Graduate Student Temple University Lewis Katz School of Medicine Philadelphia, Pennsylvania, United States
Introduction/Rationale: Secondary bacterial superinfections following influenza remain a critical driver of respiratory mortality, particularly when caused by MRSA. While bioactive lipids are known regulators of inflammation, the molecular mechanisms linking lipid metabolism to compromised host defense remain incompletely understood. We investigated the role of PPARα, a nuclear receptor that regulates fatty acid oxidation, in shaping innate immune dysfunction during superinfection.

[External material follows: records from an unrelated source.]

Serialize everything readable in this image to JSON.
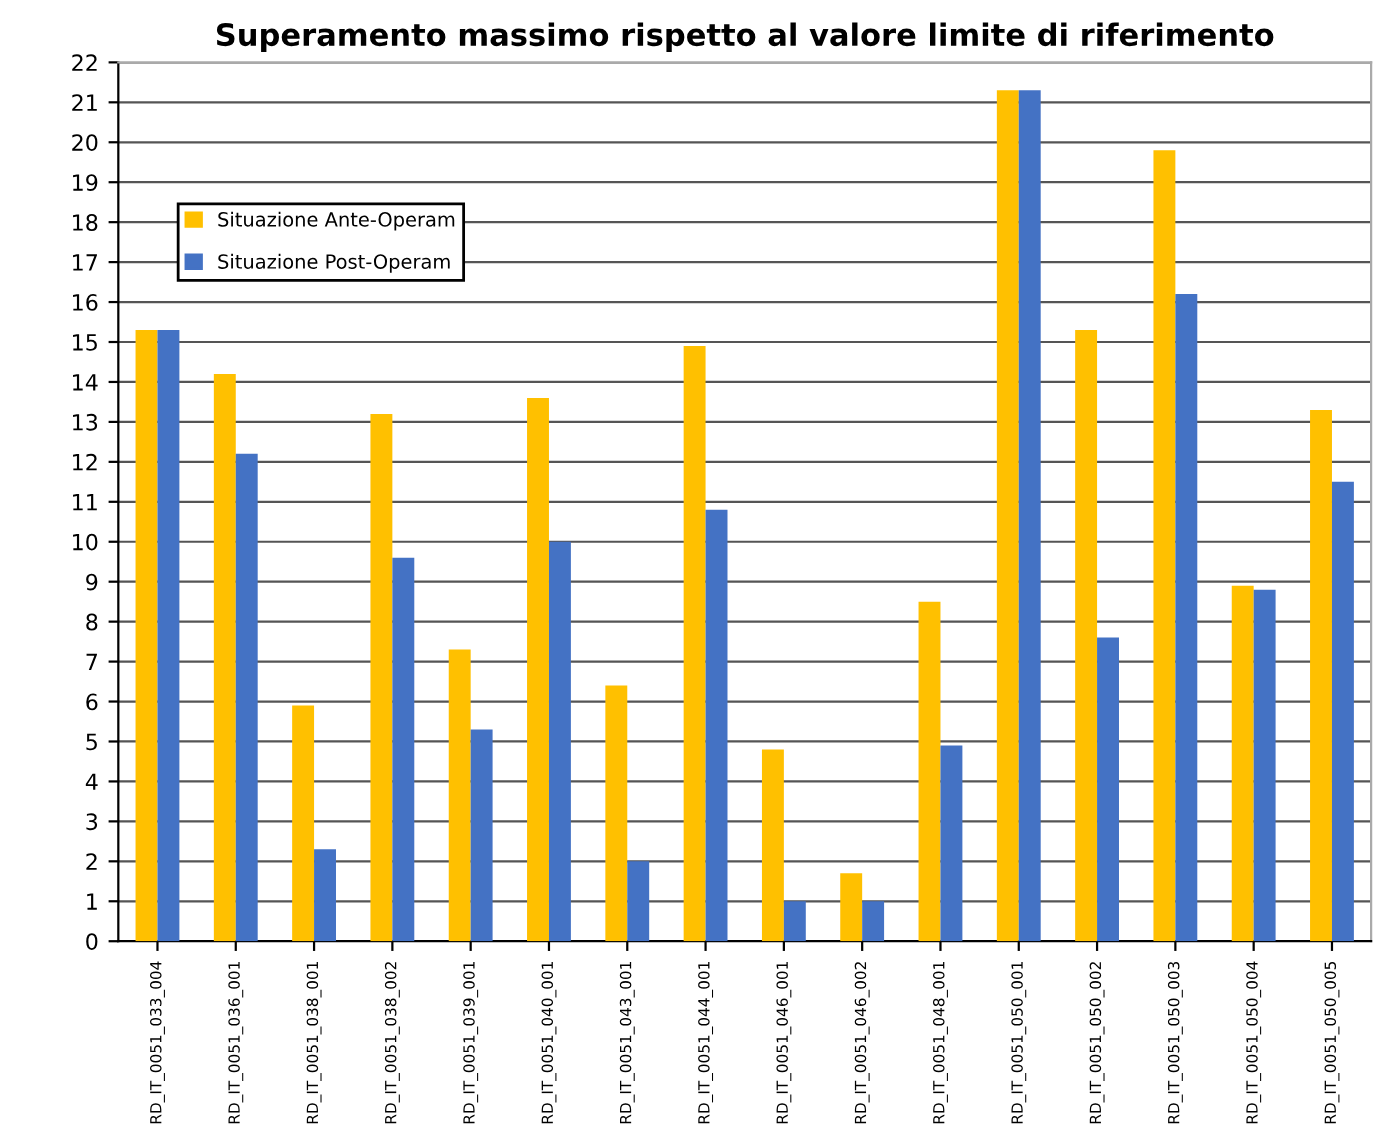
{
  "chart_data": {
    "type": "bar",
    "title": "Superamento massimo rispetto al valore limite di riferimento",
    "categories": [
      "RD_IT_0051_033_004",
      "RD_IT_0051_036_001",
      "RD_IT_0051_038_001",
      "RD_IT_0051_038_002",
      "RD_IT_0051_039_001",
      "RD_IT_0051_040_001",
      "RD_IT_0051_043_001",
      "RD_IT_0051_044_001",
      "RD_IT_0051_046_001",
      "RD_IT_0051_046_002",
      "RD_IT_0051_048_001",
      "RD_IT_0051_050_001",
      "RD_IT_0051_050_002",
      "RD_IT_0051_050_003",
      "RD_IT_0051_050_004",
      "RD_IT_0051_050_005"
    ],
    "series": [
      {
        "name": "Situazione Ante-Operam",
        "color": "#ffc000",
        "values": [
          15.3,
          14.2,
          5.9,
          13.2,
          7.3,
          13.6,
          6.4,
          14.9,
          4.8,
          1.7,
          8.5,
          21.3,
          15.3,
          19.8,
          8.9,
          13.3
        ]
      },
      {
        "name": "Situazione Post-Operam",
        "color": "#4472c4",
        "values": [
          15.3,
          12.2,
          2.3,
          9.6,
          5.3,
          10.0,
          2.0,
          10.8,
          1.0,
          1.0,
          4.9,
          21.3,
          7.6,
          16.2,
          8.8,
          11.5
        ]
      }
    ],
    "ylim": [
      0,
      22
    ],
    "yticks": [
      0,
      1,
      2,
      3,
      4,
      5,
      6,
      7,
      8,
      9,
      10,
      11,
      12,
      13,
      14,
      15,
      16,
      17,
      18,
      19,
      20,
      21,
      22
    ],
    "grid": "y",
    "legend": "top left"
  }
}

Methods: To investigate cellular mechanisms, hMDM and primary human neutrophils were treated with PPARα agonists and antagonists, followed by infection with MRSA. The accumulation of lipid droplets (LD) and the phagocytic activity were quantified using fluorescence microscopy. Additionally, to examine the in vivo transcriptional landscapes, single-cell RNA sequencing was performed on innate immune cells isolated from superinfected C57BL/6 mice, in comparison to PPARα-deficient (Ppara−/−) mice.
Results: Our research identifies a signaling pathway involving CYP450 and PPARα, in which eicosanoids induced by influenza trigger abnormal activation of PPARα. This creates a metabolic trade-off: the increased biogenesis of LD significantly suppresses phagocytosis and the ability to kill bacteria. We demonstrated that this lipid sequestration driven by PPARα diverts metabolic resources, which effectively impairs phagocytes and increases the burden of MRSA. Additionally, scRNA sequencing revealed a shift from pro-inflammatory to anti-inflammatory programs in wild-type mice compared to Ppara-/- mice, highlighting PPARα as a key factor contributing to susceptibility.
Conclusion: Collectively, these findings demonstrate that CYP450-mediated activation of PPARα functionally disrupts the neutrophil/monocyte axis by prioritizing lipid storage over pathogen elimination. Targeting this immunometabolic switch offers a novel therapeutic strategy to restore phagocytic competency and alleviate the severity of post-viral bacterial pneumonia.